South of D-Day beaches, another slaughter is remembered
CHAMBOIS, France In the spring that followed the terrible battle, the grass grew especially thick and green, fertilized by thousands of corpses that had been plowed into mass graves.
CHAMBOIS, France — In the spring that followed the terrible battle, the grass grew especially thick and green, fertilized by thousands of corpses that had been plowed into mass graves.
It’s hard now — nearly 75 years later, overlooking wheat fields spotted with blood-red poppies and with skylarks singing overhead — to imagine that it was here in August 1944, on a wide, open plain that soldiers nicknamed “the Corridor of Death,” that Adolf Hitler’s armies in Normandy were all but destroyed, clearing the path for the liberation of Paris.
With the eyes of the world again turning to Normandy this week for the 75th anniversary of the June 6, 1944, D-Day landings that launched the Allied campaign to liberate Europe, a commemoration Tuesday in the small village of Chambois well south of the beaches served as a reminder that D-Day marked only a beginning.
It took many more weeks of vicious fighting to bring the Battle of Normandy to a decisive and bloody conclusion, in mid-August 1944 around the ruins of Chambois and surrounding villages where tens of thousands of German soldiers became trapped in a noose of Allied armor and fire.
Gerard and Paulette Gondouin, teenagers then, but now 90 and 88, respectively, were forever scarred by witnessing the destruction unleashed by Canadian, British, American, Polish and French forces that squeezed and bombarded the encircled Germans, cutting off their routes of escape. Allied planes and artillery rained down death.
Every August, like a ghost, the slaughter comes back to haunt them.
“In the month of August, both of us, we don’t sleep, even at night. We talk, ‘Do you remember this. Do you remember that?’” Gerard Gondouin said.
“And it’s been like that for 75 years,” Paulette Gondouin interjected.
Tens of thousands of German soldiers were killed, injured and captured. Roads became clogged with smashed tanks, other destroyed military hardware and bodies. German losses were so massive that Hitler’s forces in France never recovered. And even in their agony, some German troops sought to leave nothing of use for their enemies.
“They destroyed everything they could: their tanks, their lorries, everything. They killed their horses,” Gerard Gondouin recalled.

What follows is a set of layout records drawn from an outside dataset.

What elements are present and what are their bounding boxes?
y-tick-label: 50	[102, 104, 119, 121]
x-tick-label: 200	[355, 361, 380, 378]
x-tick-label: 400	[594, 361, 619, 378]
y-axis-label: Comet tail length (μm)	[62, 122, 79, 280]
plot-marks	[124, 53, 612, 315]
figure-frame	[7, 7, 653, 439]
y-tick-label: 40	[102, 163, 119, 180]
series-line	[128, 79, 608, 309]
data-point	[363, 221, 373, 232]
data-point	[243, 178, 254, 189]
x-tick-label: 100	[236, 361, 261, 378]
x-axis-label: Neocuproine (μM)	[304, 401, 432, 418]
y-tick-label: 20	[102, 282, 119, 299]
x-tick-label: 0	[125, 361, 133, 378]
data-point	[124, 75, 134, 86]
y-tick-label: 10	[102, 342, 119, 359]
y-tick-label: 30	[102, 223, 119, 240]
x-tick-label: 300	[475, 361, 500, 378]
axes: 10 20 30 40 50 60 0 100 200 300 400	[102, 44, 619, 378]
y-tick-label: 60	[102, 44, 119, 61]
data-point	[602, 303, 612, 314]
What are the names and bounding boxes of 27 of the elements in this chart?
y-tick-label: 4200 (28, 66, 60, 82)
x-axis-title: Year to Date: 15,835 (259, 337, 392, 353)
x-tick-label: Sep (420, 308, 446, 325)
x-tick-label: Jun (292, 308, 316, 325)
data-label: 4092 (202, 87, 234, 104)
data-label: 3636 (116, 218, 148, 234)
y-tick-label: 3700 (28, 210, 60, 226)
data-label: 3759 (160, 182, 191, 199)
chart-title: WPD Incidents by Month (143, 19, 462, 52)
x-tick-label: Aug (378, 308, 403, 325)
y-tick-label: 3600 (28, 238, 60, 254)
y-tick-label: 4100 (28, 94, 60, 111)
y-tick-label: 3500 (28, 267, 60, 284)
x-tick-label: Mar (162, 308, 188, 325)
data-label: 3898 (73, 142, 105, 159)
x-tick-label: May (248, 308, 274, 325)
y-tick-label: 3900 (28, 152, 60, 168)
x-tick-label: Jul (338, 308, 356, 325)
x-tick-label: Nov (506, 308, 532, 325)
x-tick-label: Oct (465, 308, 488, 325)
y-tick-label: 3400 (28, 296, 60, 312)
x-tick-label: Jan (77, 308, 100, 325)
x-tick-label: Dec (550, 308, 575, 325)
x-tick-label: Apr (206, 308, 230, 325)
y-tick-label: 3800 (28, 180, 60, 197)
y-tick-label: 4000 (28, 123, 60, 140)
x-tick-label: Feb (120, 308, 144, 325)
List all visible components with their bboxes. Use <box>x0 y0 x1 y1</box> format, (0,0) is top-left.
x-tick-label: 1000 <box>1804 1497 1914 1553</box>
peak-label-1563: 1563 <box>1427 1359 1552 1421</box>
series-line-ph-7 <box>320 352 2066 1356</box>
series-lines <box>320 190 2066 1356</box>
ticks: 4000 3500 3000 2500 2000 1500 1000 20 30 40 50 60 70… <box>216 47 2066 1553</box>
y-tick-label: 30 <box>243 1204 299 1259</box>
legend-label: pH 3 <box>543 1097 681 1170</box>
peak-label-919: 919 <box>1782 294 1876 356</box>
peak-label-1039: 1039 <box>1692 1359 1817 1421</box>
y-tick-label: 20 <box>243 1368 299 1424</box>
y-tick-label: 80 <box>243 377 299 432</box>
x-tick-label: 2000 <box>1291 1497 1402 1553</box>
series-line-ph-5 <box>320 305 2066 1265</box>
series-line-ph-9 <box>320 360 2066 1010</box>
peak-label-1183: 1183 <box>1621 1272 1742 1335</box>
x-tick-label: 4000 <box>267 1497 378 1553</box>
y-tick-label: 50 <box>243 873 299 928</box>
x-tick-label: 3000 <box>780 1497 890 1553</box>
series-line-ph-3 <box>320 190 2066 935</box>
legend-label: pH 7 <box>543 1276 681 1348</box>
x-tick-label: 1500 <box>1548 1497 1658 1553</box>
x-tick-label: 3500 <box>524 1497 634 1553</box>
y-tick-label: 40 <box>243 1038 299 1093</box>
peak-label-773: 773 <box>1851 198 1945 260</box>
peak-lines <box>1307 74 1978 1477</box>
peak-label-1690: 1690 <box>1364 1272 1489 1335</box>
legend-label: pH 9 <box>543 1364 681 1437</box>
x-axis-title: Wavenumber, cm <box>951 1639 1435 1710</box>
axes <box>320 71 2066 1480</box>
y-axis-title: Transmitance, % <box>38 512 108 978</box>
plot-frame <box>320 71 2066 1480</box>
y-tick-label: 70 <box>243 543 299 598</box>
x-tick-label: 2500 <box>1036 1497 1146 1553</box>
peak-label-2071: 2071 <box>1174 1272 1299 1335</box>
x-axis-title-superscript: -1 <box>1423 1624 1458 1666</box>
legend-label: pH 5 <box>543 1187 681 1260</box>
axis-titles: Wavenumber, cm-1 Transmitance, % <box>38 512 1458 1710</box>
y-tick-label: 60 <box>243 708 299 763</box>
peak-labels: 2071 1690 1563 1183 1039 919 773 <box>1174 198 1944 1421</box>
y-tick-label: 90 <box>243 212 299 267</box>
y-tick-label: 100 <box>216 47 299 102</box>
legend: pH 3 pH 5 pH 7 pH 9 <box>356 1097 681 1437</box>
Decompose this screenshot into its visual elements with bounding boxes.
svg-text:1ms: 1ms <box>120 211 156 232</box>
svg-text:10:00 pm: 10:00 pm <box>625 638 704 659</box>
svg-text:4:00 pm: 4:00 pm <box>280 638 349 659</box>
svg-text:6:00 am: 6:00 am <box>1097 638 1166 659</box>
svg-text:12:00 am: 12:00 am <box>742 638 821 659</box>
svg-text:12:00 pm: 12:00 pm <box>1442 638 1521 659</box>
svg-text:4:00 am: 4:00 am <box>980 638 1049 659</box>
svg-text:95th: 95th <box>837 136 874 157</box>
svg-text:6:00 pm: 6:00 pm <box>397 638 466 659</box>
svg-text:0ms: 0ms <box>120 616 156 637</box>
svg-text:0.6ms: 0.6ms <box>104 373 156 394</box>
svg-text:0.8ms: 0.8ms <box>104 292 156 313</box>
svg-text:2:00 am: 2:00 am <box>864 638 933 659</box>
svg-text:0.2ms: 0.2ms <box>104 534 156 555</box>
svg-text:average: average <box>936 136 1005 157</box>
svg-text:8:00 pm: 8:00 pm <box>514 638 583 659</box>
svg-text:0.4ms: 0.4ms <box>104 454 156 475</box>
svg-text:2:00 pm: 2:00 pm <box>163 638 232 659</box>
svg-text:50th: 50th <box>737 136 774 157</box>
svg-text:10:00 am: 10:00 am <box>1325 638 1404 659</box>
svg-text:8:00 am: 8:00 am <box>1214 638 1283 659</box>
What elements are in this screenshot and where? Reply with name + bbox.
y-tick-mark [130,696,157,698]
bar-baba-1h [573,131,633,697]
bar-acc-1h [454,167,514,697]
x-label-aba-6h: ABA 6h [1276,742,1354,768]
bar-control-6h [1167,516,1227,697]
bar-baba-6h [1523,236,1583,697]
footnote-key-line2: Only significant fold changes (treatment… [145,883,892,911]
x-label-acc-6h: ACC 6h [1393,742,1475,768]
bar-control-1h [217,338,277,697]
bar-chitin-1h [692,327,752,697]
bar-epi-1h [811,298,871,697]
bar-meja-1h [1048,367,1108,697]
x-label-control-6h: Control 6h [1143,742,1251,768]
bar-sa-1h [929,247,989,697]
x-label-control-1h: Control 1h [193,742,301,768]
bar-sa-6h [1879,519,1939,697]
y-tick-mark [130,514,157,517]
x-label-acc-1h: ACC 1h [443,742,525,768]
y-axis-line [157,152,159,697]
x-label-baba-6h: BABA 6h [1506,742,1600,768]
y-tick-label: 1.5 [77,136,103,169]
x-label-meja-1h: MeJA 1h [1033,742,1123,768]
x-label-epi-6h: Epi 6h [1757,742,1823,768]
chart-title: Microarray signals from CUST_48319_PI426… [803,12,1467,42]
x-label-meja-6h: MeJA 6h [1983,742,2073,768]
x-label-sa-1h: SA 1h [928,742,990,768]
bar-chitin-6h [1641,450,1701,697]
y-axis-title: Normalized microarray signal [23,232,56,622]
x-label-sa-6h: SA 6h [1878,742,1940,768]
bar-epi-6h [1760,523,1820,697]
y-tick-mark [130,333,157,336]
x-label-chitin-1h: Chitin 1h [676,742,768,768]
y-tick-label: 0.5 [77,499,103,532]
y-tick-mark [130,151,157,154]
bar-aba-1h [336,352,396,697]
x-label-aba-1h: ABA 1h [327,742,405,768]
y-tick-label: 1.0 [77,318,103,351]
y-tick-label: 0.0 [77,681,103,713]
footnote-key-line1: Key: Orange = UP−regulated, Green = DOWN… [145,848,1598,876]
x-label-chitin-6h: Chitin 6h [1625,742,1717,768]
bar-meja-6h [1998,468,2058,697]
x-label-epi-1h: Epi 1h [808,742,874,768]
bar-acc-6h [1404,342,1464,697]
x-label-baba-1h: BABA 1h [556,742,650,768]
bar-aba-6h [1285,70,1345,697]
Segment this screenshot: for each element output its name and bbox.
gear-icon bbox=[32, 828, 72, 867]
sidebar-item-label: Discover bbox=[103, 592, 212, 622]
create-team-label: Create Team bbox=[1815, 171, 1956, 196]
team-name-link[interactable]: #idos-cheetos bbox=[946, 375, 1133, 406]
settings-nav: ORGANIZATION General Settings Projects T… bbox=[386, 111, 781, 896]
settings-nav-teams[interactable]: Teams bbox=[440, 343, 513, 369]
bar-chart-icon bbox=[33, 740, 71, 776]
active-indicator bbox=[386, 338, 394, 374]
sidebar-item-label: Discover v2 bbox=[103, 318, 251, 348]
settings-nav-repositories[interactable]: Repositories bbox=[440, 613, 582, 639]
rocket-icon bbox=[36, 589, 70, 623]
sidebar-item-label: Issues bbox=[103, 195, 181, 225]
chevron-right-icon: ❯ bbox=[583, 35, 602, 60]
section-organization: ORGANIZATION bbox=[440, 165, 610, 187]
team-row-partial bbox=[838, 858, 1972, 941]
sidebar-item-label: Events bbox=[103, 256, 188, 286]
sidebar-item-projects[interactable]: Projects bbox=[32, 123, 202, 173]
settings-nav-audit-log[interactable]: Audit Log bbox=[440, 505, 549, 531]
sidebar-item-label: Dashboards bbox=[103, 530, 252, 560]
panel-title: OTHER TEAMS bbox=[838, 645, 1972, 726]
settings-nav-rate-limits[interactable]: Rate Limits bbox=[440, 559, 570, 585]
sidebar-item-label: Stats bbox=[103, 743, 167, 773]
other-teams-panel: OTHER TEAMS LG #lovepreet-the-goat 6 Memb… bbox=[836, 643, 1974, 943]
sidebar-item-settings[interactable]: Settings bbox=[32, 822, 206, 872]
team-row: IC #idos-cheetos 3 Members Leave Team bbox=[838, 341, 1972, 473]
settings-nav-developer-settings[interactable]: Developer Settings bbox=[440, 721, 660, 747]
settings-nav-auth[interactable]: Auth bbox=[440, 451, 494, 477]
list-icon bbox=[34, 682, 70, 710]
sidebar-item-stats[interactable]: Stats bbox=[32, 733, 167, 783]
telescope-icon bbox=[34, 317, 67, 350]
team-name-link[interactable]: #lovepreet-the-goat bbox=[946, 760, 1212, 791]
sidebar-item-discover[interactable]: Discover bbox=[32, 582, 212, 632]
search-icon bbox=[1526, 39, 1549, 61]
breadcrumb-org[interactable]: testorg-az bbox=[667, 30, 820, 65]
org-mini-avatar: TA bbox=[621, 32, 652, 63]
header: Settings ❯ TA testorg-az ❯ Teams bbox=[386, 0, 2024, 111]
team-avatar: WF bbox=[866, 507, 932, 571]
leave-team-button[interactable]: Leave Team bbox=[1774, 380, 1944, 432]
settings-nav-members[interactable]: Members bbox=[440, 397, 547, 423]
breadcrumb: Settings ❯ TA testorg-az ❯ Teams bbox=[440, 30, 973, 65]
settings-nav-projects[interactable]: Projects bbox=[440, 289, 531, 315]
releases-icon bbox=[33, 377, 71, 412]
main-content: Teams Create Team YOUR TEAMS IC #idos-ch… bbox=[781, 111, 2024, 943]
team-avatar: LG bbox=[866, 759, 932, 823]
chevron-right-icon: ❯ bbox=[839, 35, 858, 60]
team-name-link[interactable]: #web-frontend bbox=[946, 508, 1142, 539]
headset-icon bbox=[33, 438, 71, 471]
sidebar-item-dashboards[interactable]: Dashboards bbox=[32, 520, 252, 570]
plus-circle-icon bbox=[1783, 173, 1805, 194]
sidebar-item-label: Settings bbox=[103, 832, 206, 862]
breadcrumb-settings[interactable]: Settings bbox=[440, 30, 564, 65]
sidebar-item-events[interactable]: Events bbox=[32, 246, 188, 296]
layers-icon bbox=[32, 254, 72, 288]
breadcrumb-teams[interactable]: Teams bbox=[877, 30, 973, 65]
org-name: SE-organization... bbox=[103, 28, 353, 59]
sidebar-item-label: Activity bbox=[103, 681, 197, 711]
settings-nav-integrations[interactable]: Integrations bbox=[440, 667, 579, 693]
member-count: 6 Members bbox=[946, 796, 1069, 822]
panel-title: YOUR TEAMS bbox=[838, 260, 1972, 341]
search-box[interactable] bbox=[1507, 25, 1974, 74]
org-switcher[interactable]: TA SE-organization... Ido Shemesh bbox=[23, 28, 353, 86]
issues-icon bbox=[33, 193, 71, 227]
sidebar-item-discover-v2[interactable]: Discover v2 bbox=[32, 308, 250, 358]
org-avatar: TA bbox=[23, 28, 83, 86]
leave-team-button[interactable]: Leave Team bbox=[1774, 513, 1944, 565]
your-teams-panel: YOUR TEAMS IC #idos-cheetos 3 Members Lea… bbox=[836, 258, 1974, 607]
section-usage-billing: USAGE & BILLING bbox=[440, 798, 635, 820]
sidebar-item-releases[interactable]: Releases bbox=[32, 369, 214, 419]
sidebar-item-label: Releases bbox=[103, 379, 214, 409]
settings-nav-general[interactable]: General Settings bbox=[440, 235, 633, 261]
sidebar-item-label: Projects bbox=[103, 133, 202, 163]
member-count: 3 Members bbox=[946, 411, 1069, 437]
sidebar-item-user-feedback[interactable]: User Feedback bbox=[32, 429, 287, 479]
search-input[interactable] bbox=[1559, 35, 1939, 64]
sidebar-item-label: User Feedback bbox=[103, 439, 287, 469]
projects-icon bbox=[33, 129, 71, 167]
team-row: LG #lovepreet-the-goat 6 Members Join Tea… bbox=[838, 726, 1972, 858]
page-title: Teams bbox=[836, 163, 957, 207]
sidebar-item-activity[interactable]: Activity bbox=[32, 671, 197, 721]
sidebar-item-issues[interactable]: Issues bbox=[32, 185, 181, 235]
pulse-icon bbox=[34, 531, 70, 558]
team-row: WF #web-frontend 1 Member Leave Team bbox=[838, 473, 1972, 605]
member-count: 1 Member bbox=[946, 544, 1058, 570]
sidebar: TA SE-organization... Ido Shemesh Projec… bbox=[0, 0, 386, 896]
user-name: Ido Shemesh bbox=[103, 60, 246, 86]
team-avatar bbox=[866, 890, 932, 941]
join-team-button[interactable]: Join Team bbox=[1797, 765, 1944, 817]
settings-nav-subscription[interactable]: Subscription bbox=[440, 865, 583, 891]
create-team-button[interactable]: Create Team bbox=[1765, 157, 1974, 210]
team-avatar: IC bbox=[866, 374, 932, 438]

After the battle, villagers buried rotting corpses in mass graves — men and farm animals all interred together.
The stench of decay “stuck to us for months,” Paulette Gondouin recalled. “We were afraid of epidemics. It was a very, very, very hot August.”
In the following spring of 1945, “in the fields, the grass was thick and a very deep green,” she added.
German bodies were later dug up from around the village in the 1960s and reburied with others in a cemetery for thousands of dead.
For the Allies, trapping, killing and capturing so many Germans in one place was cause for celebration, a milestone in the Battle of Normandy that had been harder and longer than D-Day planners anticipated.
William Tymchuk, 98, fought with Canadian forces around Chambois and still speaks about the battle with pride. Back in the village for Tuesday’s ceremony and the unveiling of a monument, Tymchuk stood to attention with other World War II veterans, their chests full of medals, as a military band played.
Making a pincer movement with his hands, Tymchuk demonstrated how Allied forces closed in on all sides on the Germans. His piercing blue eyes teared up as he spoke about comrades who never came back from the fighting among Normandy’s thick hedgerows.
“We closed the gap from this side, with the Poles, and the Americans came from the other side,” he said. “It was a very decisive battle.”
“We knew the Germans were retreating … We knew they were on the run. So we tried to close as many roads as we could, to stop their tanks and their armor.”
Before the final escape routes were squeezed shut, thousands of German troops did manage to throw off the noose. Paulette Gondouin recalled how they slipped away under cover of night. Watching from a roadside bank, fighting not to slip down and be squashed, she saw tanks, halftracks, horses and carts and thousands of troops flee, “everything you need to make an army.”
“Every August, I find myself back on that bank,” she said. “It’s a recurrent nightmare. It was atrocious.”